Like millions of Americans, I tuned in to watch the live coverage of the first of six presentations by what has come to be called “the 1/6 committee”. Broadcast live from 10am AEST today — 8pm Thursday night on the US east coast — the approximately two-hour hearing provided the emotional valence missing from previous attempts to hold former President Trump accountable, including, most notably, Robert Mueller’s testimony on his report surrounding Trump’s first impeachment.
Humans respond to story, and that’s what the committee provided, including displaying Trump’s tweets, visual snippets of his daughter and inner circle testifying, and never-before-seen footage of domestic terror groups executing “stacking, phalanx and flanking manoeuvres” while using the mob as a “force multiplier”.
No wonder, coupled with the sheer inadequacy of their numbers, so many capital police officers sustained injuries on the day, a point brought home by the live testimony of officer Carol Edwards, who described her experience of being threatened, overrun, knocked unconscious and tear-gassed — during which these events played out on the screen behind the committee. Behind her, her fellow officers teared up and nodded. “What I saw was a war scene … there were officers on the ground,” Edwards said. “They were bleeding and throwing up. I saw friends with blood all over their faces. I was swimming in people’s blood. I was catching people as they fell. It was carnage, it was chaos…”
The police were not the only ones struggling for composure. As images flashed on the screen of the gallows erected for Mike Pence and aggressive demands by the insurrectionists for House Speaker Nancy Pelosi to be handed over to them, a collection of elected representatives at the back of the room comforted each other. It was a reminder that many of those in the room had lived through that day, or had lost a loved one during or because of it, a sacrifice acknowledged by Republican co-chair Liz Cheney when she thanked the officers for rushing into the fight as “we were rushed to safety”.
But while it was clearly important to the committee that those watching shared in the terror, disbelief and fear of those at Capitol Hill that day, its agenda was broader than this.
Firstly, it seemed designed to establish beyond doubt that the election was not stolen and that former President Trump knew it. He knew it because his senior campaign adviser had told Trump “in pretty blunt terms” soon after the election “that he was going to lose”. He knew it because he lost more than 60 court cases asserting fraud in seven states. He knew it because he was told twice by his handpicked attorney-general Bill Barr, shown twice deriding Trump’s claims of election fraud as “bullshit” and “nonsense”.
Secondly, the committee showed that Trump, despite knowing it was a lie, kept repeating his stolen election claims to a group of Americans who believed them. Cue footage of a handful of those awaiting trial or convicted of offences related to the insurrection explaining why they’d come to Washington and stormed Capitol Hill that day. “I did believe that the election was being stolen, and Trump asked for us to come,” said one. “I know why I was there because he called me there, and he laid out what was happening to the government. He laid it out,” another claimed.

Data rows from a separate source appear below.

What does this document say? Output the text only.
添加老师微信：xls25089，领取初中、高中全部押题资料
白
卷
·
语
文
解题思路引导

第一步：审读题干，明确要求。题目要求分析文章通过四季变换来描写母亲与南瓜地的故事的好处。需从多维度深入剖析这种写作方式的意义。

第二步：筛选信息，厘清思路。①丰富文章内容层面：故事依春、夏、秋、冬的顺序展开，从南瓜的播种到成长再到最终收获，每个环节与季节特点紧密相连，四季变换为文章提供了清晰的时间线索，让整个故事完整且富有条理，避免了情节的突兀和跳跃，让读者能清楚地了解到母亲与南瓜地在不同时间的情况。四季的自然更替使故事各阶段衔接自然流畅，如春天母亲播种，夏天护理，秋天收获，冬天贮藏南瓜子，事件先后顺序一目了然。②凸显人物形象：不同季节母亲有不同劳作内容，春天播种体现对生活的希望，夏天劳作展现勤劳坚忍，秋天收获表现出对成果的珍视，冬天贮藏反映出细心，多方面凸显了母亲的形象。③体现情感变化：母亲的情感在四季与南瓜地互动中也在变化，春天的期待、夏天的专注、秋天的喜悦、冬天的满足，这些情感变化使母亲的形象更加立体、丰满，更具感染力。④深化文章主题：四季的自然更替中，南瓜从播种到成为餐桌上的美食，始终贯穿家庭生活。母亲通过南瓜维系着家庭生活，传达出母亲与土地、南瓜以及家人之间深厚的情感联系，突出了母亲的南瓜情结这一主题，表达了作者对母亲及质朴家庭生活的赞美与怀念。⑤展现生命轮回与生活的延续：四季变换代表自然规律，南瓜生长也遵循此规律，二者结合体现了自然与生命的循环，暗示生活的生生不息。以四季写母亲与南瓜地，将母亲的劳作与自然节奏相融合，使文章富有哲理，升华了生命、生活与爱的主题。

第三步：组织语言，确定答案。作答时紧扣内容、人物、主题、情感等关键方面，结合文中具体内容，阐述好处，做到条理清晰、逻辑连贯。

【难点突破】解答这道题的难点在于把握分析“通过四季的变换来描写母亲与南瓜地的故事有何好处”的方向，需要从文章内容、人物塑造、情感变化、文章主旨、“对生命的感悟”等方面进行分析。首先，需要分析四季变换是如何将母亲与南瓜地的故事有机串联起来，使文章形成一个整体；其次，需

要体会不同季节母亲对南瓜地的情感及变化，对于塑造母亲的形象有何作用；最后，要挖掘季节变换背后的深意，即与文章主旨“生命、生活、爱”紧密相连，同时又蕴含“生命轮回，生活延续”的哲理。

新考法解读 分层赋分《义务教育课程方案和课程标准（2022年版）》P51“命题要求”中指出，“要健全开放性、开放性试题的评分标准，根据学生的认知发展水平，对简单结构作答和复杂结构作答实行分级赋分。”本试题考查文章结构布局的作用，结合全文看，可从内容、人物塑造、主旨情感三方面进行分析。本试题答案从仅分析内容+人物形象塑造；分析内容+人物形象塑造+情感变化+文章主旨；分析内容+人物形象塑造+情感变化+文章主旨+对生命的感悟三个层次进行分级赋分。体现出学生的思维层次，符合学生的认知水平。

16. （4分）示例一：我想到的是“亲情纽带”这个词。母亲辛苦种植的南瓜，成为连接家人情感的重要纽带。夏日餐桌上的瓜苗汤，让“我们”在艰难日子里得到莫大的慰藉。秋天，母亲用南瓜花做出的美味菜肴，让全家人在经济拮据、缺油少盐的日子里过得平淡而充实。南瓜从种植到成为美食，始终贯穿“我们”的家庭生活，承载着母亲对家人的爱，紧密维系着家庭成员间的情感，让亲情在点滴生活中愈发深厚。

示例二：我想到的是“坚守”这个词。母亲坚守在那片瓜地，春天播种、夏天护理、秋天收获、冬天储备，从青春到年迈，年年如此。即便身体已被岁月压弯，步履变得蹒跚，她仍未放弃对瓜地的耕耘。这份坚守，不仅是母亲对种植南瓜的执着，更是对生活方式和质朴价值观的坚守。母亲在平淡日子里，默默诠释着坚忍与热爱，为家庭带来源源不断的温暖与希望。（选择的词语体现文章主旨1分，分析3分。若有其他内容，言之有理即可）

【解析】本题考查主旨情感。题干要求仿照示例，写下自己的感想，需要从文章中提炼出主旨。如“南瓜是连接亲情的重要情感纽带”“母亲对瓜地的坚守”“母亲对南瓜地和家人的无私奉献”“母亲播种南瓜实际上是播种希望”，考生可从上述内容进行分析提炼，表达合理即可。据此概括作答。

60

So, what comes next? The committee has both minimalist and maximalist aims. At a minimum, it needs to turn enough Americans away from the #biglie that it stops being the defining issue of the Republican Party, allowing the nation to stop litigating the last election and do what it’s failed to do for the first time in the country’s almost 250 years of democracy: transfer power peacefully and move on.
Maximally, and simultaneously, the committee must show the American people its evidence indicting the former president on two federal charges: obstruction of an official proceeding, and conspiracy to defraud the United States.
For Americans like me, who long ago grasped the threat Trump posed to the survival of American democracy, the chance he could escape accountability for his crimes — and thus get another chance to finish the job — is an outrage. Yet at the same time, I understand that the country cannot risk the unprecedented step of trying a former president for crimes committed in office without the tacit consent of a preponderance of citizens.